O tema foi abordado, em profundidade, pela penúltima edição da revista inglesa “The Economist”.
São relacionados dois motivos para o abalo recente da aceitação da democracia como o melhor dos regimes: o sucesso da China, ao resgatar milhões da pobreza por meio de um modelo de capitalismo selvagem de estado sustentado por uma ditadura de partido único, e os efeitos deletérios sobre a imagem do capitalismo causados pela Grande Recessão, deflagrada em Wall Street em 2008, e o rastro que deixou em termos de desemprego e consequente empobrecimento.
É extenso o rol de fracassos, entre eles o desapontamento com a Primavera Árabe, em que déspotas têm sido quase sempre substituídos por outros, até mais sectários. O tema é instigante e crucial, sendo capaz de alimentar intensos debates.
É fato, porém, que nada do que aconteceu nos últimas décadas com a Humanidade é capaz de abalar a fé na democracia, o que não significa isentá-la da necessidade de aperfeiçoamentos. A “Economist”, por exemplo, há mais de 100 anos defensora de princípios democratas liberais, vê com interesse experiências de democracia direta que possam se valer das facilidades digitais de hoje em dia.
Martin Wolf, por sua vez, colunista do jornal, também inglês, “Financial Times”, para frisar o poder do modelo de liberdades, registra que quase cem países são hoje democracias “mais ou menos imperfeitas”, o dobro do número em 1990. Wolf lembra, ainda, que não basta haver eleição para configurar uma democracia, caracterizada por uma “rede complexa de direitos, obrigações e limitações”. Ou seja, “os pesos e contrapesos”. Isso é tão verdade que a Venezuela e seus seguidores construíram um modelo político autoritário por meio de eleições.
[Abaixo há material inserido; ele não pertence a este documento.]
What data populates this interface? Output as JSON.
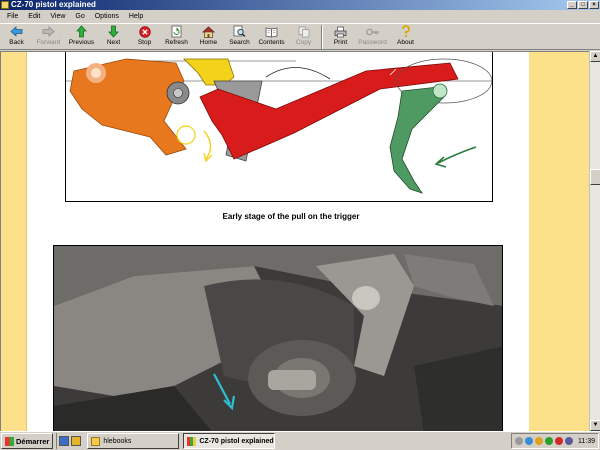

É claro que sem Justiça e Legislativo independentes não se pode falar a sério em regime democrata.
A boa notícia é que, na América Latina, começa a se esgotar a diabólica fórmula chavista: de acabar a democracia pelo manejo de instrumentos formalmente democráticos (plebiscitos, eleições, etc). O chavismo desmorona pela já conhecida incapacidade de regimes populistas, sempre autoritários, gerenciarem com o mínimo de eficiência suas economias. Se o chavismo quebraria o dono de uma das maiores reservas de petróleo do planeta, não seria a Argentina dos Kirchner, inspirados em Chávez, que teria êxito. A crise dos dois países representa um alento para a democracia representativa, e não apenas no continente.